In fast zwei Jahren Rot-Rot-Grün ist noch kein einziger neuer Radweg gebaut worden, kritisiert nicht nur Heinrich Strößenreuther, Initiator des Volksentscheids. Mit Peter Feldkamp wird jetzt allerdings einer der engsten Mitstreiter Strößenreuthers in die Verkehrsverwaltung wechseln. „Ich werde ab dem 15. Juli im Stab von Herrn Staatssekretär Kirchner in der Koordinierungsstelle Radverkehr bei einer zügigen Umsetzung des Mobilitätsgesetzes helfen“, schrieb Feldkamp am Mittwoch dem Tagesspiegel.
Bus- und Bahnkunden
Das Mobilitätsgesetz will den Öffentlichen Personennahverkehr (ÖPNV) ausbauen. Dazu wurden bestehende Passagen aus dem ÖPNV-Gesetz einfach übernommen. Busse und Bahnen sollen auf definierten Strecken Vorrang bekommen. Neu ist auch, dass die BVG selbstständig Autos von Busspuren abschleppen lassen darf. Bislang musste dazu die Polizei geholt werden. An Bahnhöfen und Bushaltestellen sollen 50 000 Fahrradständer gebaut werden, 50 000 weitere an öffentlichen Einrichtungen. Parkhäuser und sichere Ständer sollen auch das Massendelikt Fahrraddiebstahl eindämmen.
Fußgänger
Sie sind in dem Gesetz – noch – nicht bedacht. Für sie soll es eigene Abschnitte im Mobilitätsgesetz „mit einer für 2018 zu erarbeitenden ersten Gesetzesänderung“ geben, dasselbe gilt für den Teil zum Wirtschaftsverkehr. Fußgänger profitieren aus Sicht von Fahrradaktivisten indirekt. Wenn es sichere eigene Wege für Radfahrer gibt, wird die Zahl derjenigen, die aus Angst vor dem Autoverkehr auf den Gehweg ausweichen, sinken.
Autofahrer
Sie werden ebenfalls nicht im Gesetz bedacht. Dies bemängelt die CDU massiv, selbst Teile der SPD hatten sich noch vor wenigen Wochen dieser Kritik angeschlossen und Nachbesserungen gefordert. Nach Angaben der Verkehrsverwaltung ist in der geplanten ersten Gesetzesänderung ein „Baustein zur intelligenten Mobilität, wenn es um Carsharing oder autonomes Fahren geht“ enthalten.

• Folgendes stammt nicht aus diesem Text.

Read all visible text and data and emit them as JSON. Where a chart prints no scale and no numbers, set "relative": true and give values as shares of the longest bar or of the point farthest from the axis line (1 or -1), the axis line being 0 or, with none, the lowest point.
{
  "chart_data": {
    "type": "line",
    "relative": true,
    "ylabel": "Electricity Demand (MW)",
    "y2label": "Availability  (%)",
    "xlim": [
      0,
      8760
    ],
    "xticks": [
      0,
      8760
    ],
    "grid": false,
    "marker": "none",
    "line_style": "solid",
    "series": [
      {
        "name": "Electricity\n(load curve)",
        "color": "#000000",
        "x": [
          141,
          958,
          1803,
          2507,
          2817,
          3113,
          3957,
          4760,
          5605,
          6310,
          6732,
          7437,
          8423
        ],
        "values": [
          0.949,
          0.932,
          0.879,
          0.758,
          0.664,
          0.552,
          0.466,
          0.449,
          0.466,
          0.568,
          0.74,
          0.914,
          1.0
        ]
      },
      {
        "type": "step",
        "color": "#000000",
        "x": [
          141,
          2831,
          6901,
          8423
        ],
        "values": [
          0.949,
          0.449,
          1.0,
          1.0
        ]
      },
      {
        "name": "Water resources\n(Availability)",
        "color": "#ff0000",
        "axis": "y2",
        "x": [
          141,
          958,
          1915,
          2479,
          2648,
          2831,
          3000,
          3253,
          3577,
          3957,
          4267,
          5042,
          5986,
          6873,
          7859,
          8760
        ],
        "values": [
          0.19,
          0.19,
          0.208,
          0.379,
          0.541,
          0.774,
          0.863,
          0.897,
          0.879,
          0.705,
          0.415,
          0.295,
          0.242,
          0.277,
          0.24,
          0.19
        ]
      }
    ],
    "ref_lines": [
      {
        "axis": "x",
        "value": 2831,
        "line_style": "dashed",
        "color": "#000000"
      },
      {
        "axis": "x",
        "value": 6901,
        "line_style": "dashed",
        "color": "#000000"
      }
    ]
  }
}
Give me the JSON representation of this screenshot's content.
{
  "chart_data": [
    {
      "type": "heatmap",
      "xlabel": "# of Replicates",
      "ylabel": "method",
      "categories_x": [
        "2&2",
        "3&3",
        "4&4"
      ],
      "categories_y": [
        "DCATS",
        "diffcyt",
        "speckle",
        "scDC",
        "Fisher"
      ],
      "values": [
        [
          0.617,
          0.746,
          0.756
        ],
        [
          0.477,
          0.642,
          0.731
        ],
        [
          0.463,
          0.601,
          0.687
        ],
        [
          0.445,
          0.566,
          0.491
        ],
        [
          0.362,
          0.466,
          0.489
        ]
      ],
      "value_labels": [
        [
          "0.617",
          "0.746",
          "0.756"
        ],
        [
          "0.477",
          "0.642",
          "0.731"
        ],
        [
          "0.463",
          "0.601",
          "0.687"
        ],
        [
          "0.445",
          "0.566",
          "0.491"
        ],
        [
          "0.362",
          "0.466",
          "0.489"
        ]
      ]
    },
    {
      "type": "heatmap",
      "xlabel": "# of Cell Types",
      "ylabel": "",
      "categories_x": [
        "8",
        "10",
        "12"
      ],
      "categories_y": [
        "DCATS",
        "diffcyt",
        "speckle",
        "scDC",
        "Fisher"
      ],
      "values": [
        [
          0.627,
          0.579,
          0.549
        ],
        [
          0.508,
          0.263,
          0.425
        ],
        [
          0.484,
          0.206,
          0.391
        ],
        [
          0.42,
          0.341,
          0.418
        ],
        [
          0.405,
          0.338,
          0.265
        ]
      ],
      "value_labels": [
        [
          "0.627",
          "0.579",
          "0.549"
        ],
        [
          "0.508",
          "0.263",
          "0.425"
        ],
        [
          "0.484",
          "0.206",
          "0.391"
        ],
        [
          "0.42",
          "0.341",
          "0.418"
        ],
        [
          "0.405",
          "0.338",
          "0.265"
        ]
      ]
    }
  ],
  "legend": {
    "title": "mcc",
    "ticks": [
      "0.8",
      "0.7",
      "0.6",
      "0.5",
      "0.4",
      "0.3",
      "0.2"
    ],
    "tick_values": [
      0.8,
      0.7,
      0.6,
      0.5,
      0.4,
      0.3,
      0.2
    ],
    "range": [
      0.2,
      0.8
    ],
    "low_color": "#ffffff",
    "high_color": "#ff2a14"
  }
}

Ansonsten solle das Mobilitätsgesetz ja gerade ein Gleichgewicht zwischen den Verkehrsträgern schaffen und auch den Radverkehr und den ÖPNV gesetzlich würdigen. Der Autoverkehr sei schließlich seit Jahrzehnten in mehreren Gesetzen geregelt. Auch in den kommenden Jahren wird weit mehr Geld für den Autostraßenbau ausgegeben als für Radfahrer.
Alleine die 3,2 Kilometer Verlängerung der A100 nach Treptow kosten etwa 500 Millionen Euro. Heinrich Strößenreuther nannte das Gesetz „Deutschlands bestes Anti-Stau-Programm“. Die Logik dahinter ist einfach: Jeder zusätzliche Radfahrer verringert den Autostau. Der ADAC war an der Erarbeitung des Gesetzes beteiligt.
Weniger autofreundlich als die Verkehrsverwaltung hatte sich am Dienstag die Industrie- und Handelskammer geäußert: Um Platz für Lieferzonen schaffen zu können, sollte das Anwohnerparken an Haupteinkaufsstraßen unterbunden werden, forderte die IHK.